4. Il ressort des écritures de l’Office français de l’immigration et de l’intégration, ainsi que de ses courriels des 2 et 4 juillet 2024, que ce dernier, se fondant sur les dispositions des articles D. 553-1 et D. 553-24 du code de l’entrée et du séjour des étrangers et du droit d’asile, rappelées ci-dessus, refuse de verser à la famille l’allocation pour demandeur d’asile en l’absence de production d’une attestation pour demandeur d’asile en cours de validité. Dès lors, si Mme B, épouse D demande, dans le cadre de la présente instance, qu’il soit enjoint au directeur général de l’OFII de lui verser les sommes dues au titre de l’allocation pour demandeur d’asile dans un délai de 7 jours à compter de la notification de l’ordonnance à intervenir et ce sous astreinte, le prononcé de cette mesure ferait nécessairement obstacle à l’exécution de la décision par laquelle le directeur de l’OFII a refusé de faire droit à la demande de l’intéressée.

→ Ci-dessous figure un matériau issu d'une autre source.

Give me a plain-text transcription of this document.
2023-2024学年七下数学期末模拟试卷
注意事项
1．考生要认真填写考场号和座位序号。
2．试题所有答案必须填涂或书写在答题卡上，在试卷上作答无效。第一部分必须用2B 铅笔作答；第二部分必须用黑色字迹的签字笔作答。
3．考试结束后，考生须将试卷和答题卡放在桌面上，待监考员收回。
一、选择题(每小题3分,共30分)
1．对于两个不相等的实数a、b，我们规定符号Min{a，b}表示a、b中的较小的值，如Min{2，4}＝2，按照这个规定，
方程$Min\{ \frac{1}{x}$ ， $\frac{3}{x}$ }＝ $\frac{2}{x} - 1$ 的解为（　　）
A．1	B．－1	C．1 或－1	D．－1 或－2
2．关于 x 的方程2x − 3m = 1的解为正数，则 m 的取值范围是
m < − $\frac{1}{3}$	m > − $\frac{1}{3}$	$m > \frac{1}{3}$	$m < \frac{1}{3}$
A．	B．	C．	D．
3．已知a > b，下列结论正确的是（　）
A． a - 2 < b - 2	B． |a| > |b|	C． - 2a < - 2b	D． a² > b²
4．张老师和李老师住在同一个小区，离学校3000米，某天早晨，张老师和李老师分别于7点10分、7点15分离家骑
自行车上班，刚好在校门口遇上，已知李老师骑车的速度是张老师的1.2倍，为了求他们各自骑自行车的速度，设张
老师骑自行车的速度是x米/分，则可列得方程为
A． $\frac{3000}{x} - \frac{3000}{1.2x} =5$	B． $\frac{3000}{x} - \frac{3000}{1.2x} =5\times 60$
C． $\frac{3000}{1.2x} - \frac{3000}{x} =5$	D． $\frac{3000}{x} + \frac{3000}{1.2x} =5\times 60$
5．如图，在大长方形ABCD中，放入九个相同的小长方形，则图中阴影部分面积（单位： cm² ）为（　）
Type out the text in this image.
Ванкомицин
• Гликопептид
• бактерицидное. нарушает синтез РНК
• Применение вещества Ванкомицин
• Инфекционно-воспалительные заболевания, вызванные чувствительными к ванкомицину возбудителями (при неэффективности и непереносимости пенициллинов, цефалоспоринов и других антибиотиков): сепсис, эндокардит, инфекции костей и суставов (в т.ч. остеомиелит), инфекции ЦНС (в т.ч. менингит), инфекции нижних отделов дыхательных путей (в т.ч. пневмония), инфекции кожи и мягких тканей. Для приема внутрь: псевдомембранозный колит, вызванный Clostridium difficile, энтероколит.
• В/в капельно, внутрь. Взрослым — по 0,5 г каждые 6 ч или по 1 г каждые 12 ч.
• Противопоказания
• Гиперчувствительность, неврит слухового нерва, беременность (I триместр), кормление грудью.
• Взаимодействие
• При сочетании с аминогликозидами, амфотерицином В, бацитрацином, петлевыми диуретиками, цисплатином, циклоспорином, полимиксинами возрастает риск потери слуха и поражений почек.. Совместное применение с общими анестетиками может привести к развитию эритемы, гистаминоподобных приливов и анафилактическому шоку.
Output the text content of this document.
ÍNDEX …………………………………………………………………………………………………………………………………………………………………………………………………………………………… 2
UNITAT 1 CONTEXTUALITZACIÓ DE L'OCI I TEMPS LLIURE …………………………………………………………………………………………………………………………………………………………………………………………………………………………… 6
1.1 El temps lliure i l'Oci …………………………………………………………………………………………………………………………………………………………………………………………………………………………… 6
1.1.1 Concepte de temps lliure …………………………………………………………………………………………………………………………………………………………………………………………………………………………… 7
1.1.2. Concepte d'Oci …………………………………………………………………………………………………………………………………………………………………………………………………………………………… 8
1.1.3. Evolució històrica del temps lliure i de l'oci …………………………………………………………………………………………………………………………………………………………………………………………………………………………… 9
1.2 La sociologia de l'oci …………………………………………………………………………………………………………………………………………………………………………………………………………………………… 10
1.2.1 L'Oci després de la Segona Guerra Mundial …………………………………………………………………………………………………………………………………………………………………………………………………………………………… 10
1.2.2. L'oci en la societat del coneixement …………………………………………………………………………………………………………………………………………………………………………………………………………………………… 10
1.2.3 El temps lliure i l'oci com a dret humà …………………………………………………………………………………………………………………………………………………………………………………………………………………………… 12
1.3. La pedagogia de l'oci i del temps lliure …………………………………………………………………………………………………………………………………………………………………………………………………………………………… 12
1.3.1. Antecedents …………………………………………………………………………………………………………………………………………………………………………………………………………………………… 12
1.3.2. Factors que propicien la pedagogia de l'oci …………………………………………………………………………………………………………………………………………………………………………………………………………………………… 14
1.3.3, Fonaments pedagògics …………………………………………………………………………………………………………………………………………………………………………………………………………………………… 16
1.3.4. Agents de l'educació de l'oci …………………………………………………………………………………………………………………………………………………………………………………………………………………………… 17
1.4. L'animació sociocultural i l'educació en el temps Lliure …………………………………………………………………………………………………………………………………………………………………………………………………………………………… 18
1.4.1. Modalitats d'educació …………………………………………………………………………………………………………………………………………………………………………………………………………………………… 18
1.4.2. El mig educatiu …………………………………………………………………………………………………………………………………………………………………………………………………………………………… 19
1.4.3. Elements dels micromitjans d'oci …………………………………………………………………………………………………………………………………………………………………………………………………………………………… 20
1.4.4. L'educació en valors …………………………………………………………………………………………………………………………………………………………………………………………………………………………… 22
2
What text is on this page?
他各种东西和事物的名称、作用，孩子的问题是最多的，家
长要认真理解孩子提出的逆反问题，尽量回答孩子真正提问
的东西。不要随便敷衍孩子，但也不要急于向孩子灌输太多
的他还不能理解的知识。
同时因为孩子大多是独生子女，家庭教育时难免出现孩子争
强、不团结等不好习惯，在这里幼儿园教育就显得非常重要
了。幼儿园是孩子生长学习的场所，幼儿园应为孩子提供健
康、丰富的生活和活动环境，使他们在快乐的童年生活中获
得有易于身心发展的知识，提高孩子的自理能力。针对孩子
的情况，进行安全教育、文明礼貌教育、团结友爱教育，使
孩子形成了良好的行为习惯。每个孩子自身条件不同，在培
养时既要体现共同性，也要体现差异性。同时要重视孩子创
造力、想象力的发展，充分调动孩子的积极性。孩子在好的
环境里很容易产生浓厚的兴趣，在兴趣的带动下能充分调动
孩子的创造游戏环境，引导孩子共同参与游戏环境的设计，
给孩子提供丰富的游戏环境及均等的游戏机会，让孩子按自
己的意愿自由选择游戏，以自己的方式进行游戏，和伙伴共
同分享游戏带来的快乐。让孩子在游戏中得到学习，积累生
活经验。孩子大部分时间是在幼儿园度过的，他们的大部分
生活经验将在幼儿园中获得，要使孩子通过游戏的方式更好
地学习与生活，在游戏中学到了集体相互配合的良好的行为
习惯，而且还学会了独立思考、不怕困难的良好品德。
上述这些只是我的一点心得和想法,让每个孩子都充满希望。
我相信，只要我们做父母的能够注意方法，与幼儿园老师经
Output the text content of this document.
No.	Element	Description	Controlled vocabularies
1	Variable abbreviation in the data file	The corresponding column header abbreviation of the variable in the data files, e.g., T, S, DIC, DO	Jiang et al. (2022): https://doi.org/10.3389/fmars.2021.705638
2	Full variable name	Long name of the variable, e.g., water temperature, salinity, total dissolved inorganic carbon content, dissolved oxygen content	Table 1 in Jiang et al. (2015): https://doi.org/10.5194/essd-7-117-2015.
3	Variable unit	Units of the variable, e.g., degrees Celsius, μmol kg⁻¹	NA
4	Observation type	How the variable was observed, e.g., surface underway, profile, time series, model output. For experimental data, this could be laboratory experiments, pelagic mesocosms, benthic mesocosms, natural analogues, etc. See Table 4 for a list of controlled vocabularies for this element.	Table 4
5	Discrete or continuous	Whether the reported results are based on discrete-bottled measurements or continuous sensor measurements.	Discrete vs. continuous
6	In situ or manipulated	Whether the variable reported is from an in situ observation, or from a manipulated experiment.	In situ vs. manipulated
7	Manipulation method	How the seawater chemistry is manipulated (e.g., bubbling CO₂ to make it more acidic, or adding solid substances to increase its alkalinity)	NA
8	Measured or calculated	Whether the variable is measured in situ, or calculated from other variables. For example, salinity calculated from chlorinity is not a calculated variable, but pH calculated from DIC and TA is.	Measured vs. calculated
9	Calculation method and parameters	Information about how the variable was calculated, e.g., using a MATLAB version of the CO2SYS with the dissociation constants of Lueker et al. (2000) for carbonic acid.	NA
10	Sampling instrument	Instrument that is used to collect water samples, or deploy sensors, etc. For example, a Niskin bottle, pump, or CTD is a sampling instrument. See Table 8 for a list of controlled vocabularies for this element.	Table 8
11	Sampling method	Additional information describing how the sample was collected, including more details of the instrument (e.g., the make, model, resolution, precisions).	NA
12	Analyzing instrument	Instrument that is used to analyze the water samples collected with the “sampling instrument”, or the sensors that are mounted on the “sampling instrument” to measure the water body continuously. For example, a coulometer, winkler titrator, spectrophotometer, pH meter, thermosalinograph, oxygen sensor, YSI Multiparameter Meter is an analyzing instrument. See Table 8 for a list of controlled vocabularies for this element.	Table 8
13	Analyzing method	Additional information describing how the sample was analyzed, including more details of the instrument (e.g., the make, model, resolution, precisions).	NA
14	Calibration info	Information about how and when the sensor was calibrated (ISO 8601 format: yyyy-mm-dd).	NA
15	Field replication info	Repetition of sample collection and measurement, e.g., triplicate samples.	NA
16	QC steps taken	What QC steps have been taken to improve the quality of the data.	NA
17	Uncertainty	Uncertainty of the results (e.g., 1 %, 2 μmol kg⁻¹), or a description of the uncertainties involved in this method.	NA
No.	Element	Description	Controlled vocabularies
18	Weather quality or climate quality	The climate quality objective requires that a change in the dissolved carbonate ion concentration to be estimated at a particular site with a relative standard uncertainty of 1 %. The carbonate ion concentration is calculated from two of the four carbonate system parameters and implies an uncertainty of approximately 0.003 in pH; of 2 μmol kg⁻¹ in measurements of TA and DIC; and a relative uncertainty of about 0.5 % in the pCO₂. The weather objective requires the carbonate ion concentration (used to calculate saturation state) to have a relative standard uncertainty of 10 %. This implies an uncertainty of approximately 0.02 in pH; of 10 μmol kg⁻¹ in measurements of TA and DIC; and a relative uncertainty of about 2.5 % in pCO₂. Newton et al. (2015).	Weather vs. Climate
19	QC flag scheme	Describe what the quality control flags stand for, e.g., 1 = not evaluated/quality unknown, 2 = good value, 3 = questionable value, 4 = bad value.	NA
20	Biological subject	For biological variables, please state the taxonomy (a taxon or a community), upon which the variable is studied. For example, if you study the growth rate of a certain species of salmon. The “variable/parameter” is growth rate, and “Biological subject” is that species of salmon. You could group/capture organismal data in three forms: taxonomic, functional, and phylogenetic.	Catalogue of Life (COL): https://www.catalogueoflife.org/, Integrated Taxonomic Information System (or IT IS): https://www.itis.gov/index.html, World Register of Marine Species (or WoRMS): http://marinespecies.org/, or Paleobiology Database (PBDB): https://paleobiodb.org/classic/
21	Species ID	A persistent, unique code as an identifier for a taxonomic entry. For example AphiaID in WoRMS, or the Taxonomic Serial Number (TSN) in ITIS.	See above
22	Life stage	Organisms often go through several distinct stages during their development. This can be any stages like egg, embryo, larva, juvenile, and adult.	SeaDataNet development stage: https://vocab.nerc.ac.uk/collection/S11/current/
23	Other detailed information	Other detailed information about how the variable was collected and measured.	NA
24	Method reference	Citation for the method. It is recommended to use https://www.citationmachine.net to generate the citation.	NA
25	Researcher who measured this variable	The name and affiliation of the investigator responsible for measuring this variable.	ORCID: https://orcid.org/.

6. Il résulte de ce qui précède, sans qu’il soit besoin d’examiner les conditions relatives à l’urgence et à l’utilité, que la requête de Mme B, épouse D doit être rejetée en toutes ses conclusions, y compris celles relatives aux frais de l’instance.
O R D O N N E :
Article 1 : Mme C B, épouse D est admise au bénéfice de l’aide juridictionnelle provisoire.
Article 2 : Le surplus des conclusions de la requête est rejeté.
Article 3 : La présente ordonnance sera notifiée à Mme C B, épouse D et au directeur général de l’office français de l’immigration et de l’intégration.
Fait à Grenoble, le 7 janvier 2025.
Le juge des référés,
C. VIAL-PAILLER
La République mande et ordonne au ministre de l’Intérieur en ce qui le concerne et à tous commissaires de justice à ce requis en ce qui concerne les voies de droit commun, contre les parties privées, de pourvoir à l’exécution de la présente décision.